The idea of violence directed specifically toward Officer Landrum conflicts with this image of appellant crawling on his shoulders and knees with his hands clasped to his stomach. By attempting to crawl away, appellant invited prosecution for evading arrest. See Tex.Penal Code Ann. Sec. 38.04(a) (Vernon Supp. 1994); Raymond, 640 S.W.2d at 679. Merely trying to flee does not, however, involve sufficient force directed at the peace officer to sustain a conviction for resisting arrest. See Raymond, 640 S.W.2d at 679; Washington, 525 S.W.2d at 190 (citing Seth S. Searcy III James R. Patterson, Practice Commentary, Tex.Penal Code Ann. Sec. 38.03). Nor is the peace officer the object of any force expended in shaking off a detaining grip, which implies no less force than refusing to submit to the handcuffs. See Young, 622 S.W.2d at 101; Searcy Patterson, supra.

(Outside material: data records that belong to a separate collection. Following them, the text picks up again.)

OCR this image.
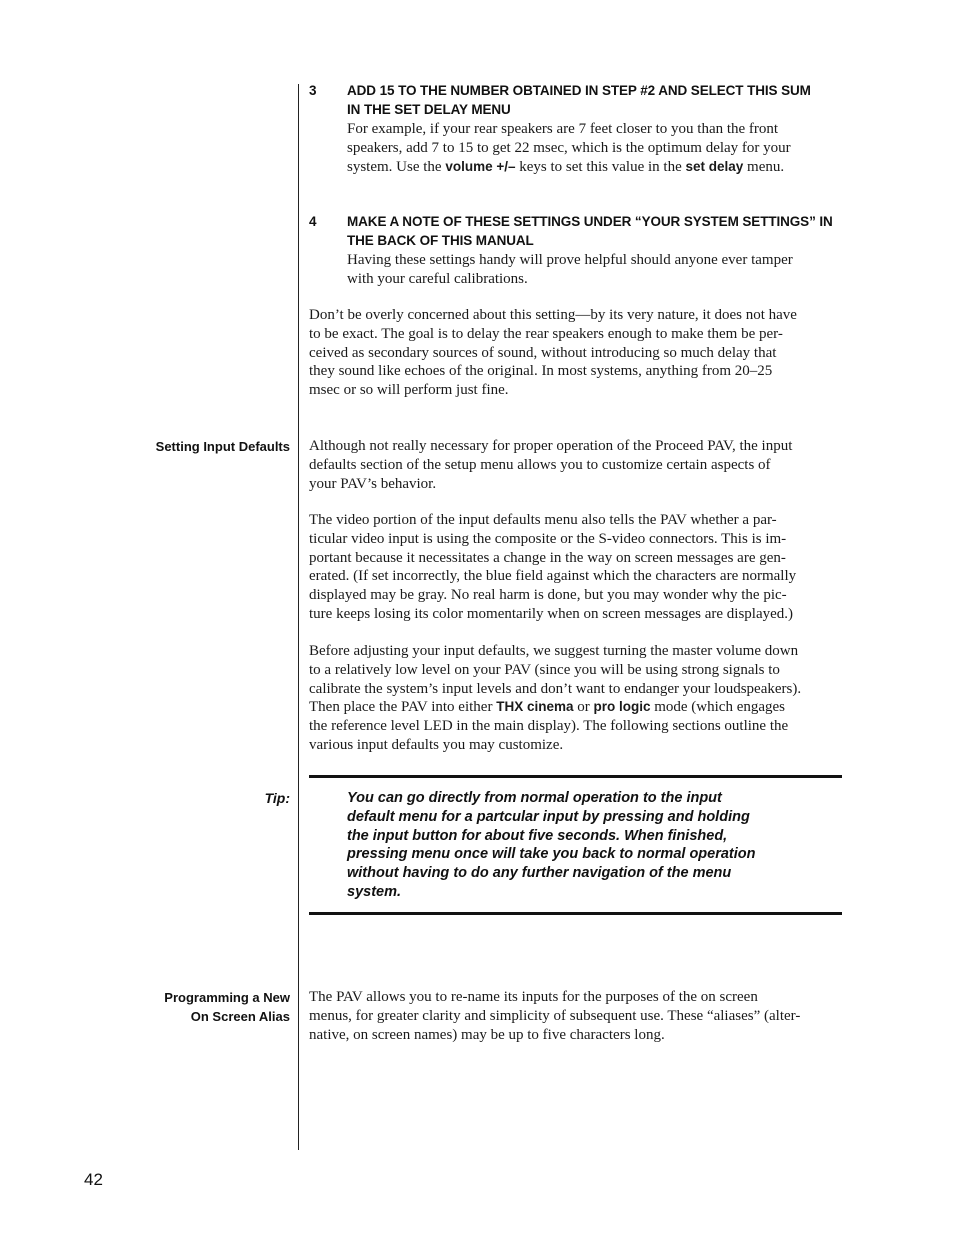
3 ADD 15 TO THE NUMBER OBTAINED IN STEP #2 AND SELECT THIS SUM
IN THE SET DELAY MENU
For example, if your rear speakers are 7 feet closer to you than the front
speakers, add 7 to 15 to get 22 msec, which is the optimum delay for your
system. Use the volume +/– keys to set this value in the set delay menu.
4 MAKE A NOTE OF THESE SETTINGS UNDER “YOUR SYSTEM SETTINGS” IN
THE BACK OF THIS MANUAL
Having these settings handy will prove helpful should anyone ever tamper
with your careful calibrations.
Don’t be overly concerned about this setting—by its very nature, it does not have
to be exact. The goal is to delay the rear speakers enough to make them be per-
ceived as secondary sources of sound, without introducing so much delay that
they sound like echoes of the original. In most systems, anything from 20–25
msec or so will perform just fine.
Setting Input Defaults Although not really necessary for proper operation of the Proceed PAV, the input
defaults section of the setup menu allows you to customize certain aspects of
your PAV’s behavior.
The video portion of the input defaults menu also tells the PAV whether a par-
ticular video input is using the composite or the S-video connectors. This is im-
portant because it necessitates a change in the way on screen messages are gen-
erated. (If set incorrectly, the blue field against which the characters are normally
displayed may be gray. No real harm is done, but you may wonder why the pic-
ture keeps losing its color momentarily when on screen messages are displayed.)
Before adjusting your input defaults, we suggest turning the master volume down
to a relatively low level on your PAV (since you will be using strong signals to
calibrate the system’s input levels and don’t want to endanger your loudspeakers).
Then place the PAV into either THX cinema or pro logic mode (which engages
the reference level LED in the main display). The following sections outline the
various input defaults you may customize.
Tip:	You can go directly from normal operation to the input
default menu for a partcular input by pressing and holding
the input button for about five seconds. When finished,
pressing menu once will take you back to normal operation
without having to do any further navigation of the menu
system.
Programming a New
On Screen Alias
The PAV allows you to re-name its inputs for the purposes of the on screen
menus, for greater clarity and simplicity of subsequent use. These “aliases” (alter-
native, on screen names) may be up to five characters long.
42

Considering only this relevant testimony in a light favorable to the verdict, no rational trier of fact could have found appellant guilty beyond doubt of "using force against the peace officer." See Tex.Penal Code Ann. Sec. 38.03(a). In listing the basic elements of resisting arrest, the Court of Criminal Appeals has consistently found this language important as an independent matter that the State must prove. See, e.g., Whiting v. State, 797 S.W.2d 45, 46 n. 3 (Tex.Crim.App. 1990); Sample, 626 S.W.2d at 516, 518; Young, 622 S.W.2d at 100; Jones, 606 S.W.2d at 858; Guevara v. State, 585 S.W.2d 744, 745 (Tex.Crim.App. 1979); Humphreys, 565 S.W.2d at 61; Sutton v. State, 548 S.W.2d 697, 699 (Tex.Crim.App. 1977); Washington, 525 S.W.2d at 190; accord Moody v. State, 830 S.W.2d 698, 700 (Tex.App. — Houston [1st Dist.] 1993, pet. ref'd); Mayfield, 758 S.W.2d at 374; Molina v. State, 754 S.W.2d 468, 474 (Tex.App. — San Antonio 1988, no pet.); Schrader, 753 S.W.2d at 734-36; Cates, 752 S.W.2d at 178; Anderson v. State, 707 S.W.2d 267, 269-70 (Tex.App. — Houston [1st Dist.] 1986, no pet.); Burke, 692 S.W.2d at 571; Raymond, 640 S.W.2d at 679; Boughton v. State, 631 S.W.2d 818, 819 (Tex.App. — Fort Worth 1992, pet. ref'd). The record might support a case for aggravated assault or a case for evading arrest. The State failed, however, to adduce sufficient evidence that appellant used force directed against Officer Landrum after the initial shoving. Accordingly, we sustain appellant's sole point of error.
We reverse the conviction and render a judgment of not guilty.